En clôture d’un colloque à l’Académie, les doyens de facultés de médecine ont proposé ce jeudi la création d'un « service médical national ». Ce contrat d'un an, à destination des jeunes médecins tout juste thésés, les enverrait exercer dans un territoire sous-doté en praticiens, a expliqué le Pr Benoît Veber, président de la Conférence des doyens de médecine. Sans préciser clairement si le dispositif serait uniquement basé sur le volontariat.
« Quand un jeune médecin a sa thèse en poche, il pourrait contractualiser un an, être rémunéré – et peut-être bien rémunéré ! – pour aller exercer dans la région qui l'a formé, par exemple dans un territoire sous-dense », a exposé le Pr Veber. Ce serait « une façon de rentrer dans la mission de médecin et de rendre à la Nation ce qu'elle lui a donné », a-t-il ajouté.
Ce n'est pas quelque chose qui a été déjà discuté avec le gouvernement, mais on va s'y atteler
Pr Benoît Veber
Co-construction avec les juniors
Pour autant, « ce n'est pas quelque chose qui a déjà été discuté avec le gouvernement, mais on va s'y atteler », a précisé le patron des doyens. Cette nouvelle proposition est une façon claire pour les universitaires de marquer le terrain sur un dossier extrêmement sensible, celui du juste dosage entre incitation et contrainte à l’installation pour combattre les déserts médicaux. Les doyens ont décidé de sortir du bois notamment pour éviter d'éventuelles mesures contraignantes sur l'installation des jeunes médecins, que certains députés, dans tous les groupes politiques, voudraient instaurer face à la désertification médicale dans certains territoires.
« Les jeunes ont très bien compris que cette coercition dont on entend parler va finir par leur être imposée, à cause d'un système (le numerus clausus) qui a été créé quand ils n’étaient pas nés », a expliqué le Pr Patrice Diot, doyen honoraire de la faculté de médecine de Tours. « Ils sont par nature généreux, ils sont à mon avis ouverts » à ce service médical national, mais « il faut le co-construire avec eux », a-t-il estimé.
Pas si simple… Parmi les intervenants, le Dr Raphaël Dachicourt, président du Regroupement autonome des généralistes jeunes installés et remplaçants (Reagjir), émet déjà quelques bémols. « Ce n’est pas la première fois que l’Académie pousse vers ce service national. Mais nous n’avions pas été associés à cette annonce », recadre -t-il, sans rejeter l’idée par principe… tant qu’elle repose sur le volontariat. « Nous resterons vigilants quant à un éventuel glissement vers la contrainte », prévient-il. Pour autant, le jeune généraliste estime que ce service national ne résoudrait pas le fond du problème. « Ce n’est pas un turn-over de médecins chaque année dans les zones sous-dotées qui permettra à la population d’avoir un médecin de famille installé de façon pérenne », analyse le Dr Dachicourt.

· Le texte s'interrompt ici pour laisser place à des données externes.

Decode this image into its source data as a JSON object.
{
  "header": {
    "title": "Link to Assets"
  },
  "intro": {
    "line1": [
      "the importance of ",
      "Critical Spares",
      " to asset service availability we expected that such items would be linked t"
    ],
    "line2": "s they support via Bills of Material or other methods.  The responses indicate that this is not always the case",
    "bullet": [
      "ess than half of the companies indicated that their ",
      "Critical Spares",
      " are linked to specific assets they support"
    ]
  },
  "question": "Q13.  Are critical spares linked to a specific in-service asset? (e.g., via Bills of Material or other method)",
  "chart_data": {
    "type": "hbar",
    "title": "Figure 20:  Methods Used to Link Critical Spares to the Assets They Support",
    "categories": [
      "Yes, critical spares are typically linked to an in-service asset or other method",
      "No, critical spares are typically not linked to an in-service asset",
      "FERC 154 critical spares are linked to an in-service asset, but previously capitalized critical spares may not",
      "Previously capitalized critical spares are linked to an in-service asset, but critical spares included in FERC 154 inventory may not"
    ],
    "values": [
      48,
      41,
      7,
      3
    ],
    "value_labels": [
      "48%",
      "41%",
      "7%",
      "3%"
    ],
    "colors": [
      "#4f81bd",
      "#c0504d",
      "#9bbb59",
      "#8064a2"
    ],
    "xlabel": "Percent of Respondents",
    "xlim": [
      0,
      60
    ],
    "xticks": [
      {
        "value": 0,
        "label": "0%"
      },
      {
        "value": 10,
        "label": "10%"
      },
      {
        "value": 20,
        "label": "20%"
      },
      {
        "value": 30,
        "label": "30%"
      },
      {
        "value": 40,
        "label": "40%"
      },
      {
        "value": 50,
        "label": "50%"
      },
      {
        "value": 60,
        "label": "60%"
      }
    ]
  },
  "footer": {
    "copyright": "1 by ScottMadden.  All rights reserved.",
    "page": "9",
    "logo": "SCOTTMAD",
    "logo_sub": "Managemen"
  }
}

À noter que ce « service médical national » d’un an préconisé par les doyens diffère du « programme Hippocrate » mis en avant début octobre par le Premier ministre Michel Barnier. Le projet des doyens cible en effet les jeunes médecins diplômés et non les internes français ou étrangers, qui sont au cœur du programme d'engagement volontaire évoqué par le Premier ministre.
Mis devant le fait accompli, les internes grincent des dents
« Nous sommes assez énervés face à l’annonce des doyens présentant les internes comme étant déjà favorables à la création d’un service médical national », s’agace le président de l’Isni, Killian L’helgouarc'h, pris de court par cette annonce, qui s’interroge sur les modalités du dispositif. « Ce n’était vraiment pas très clair hier. Reposera-t-il véritablement sur la base du volontariat ? Quels en seront concrètement les propositions incitatives ? », relève-t-il.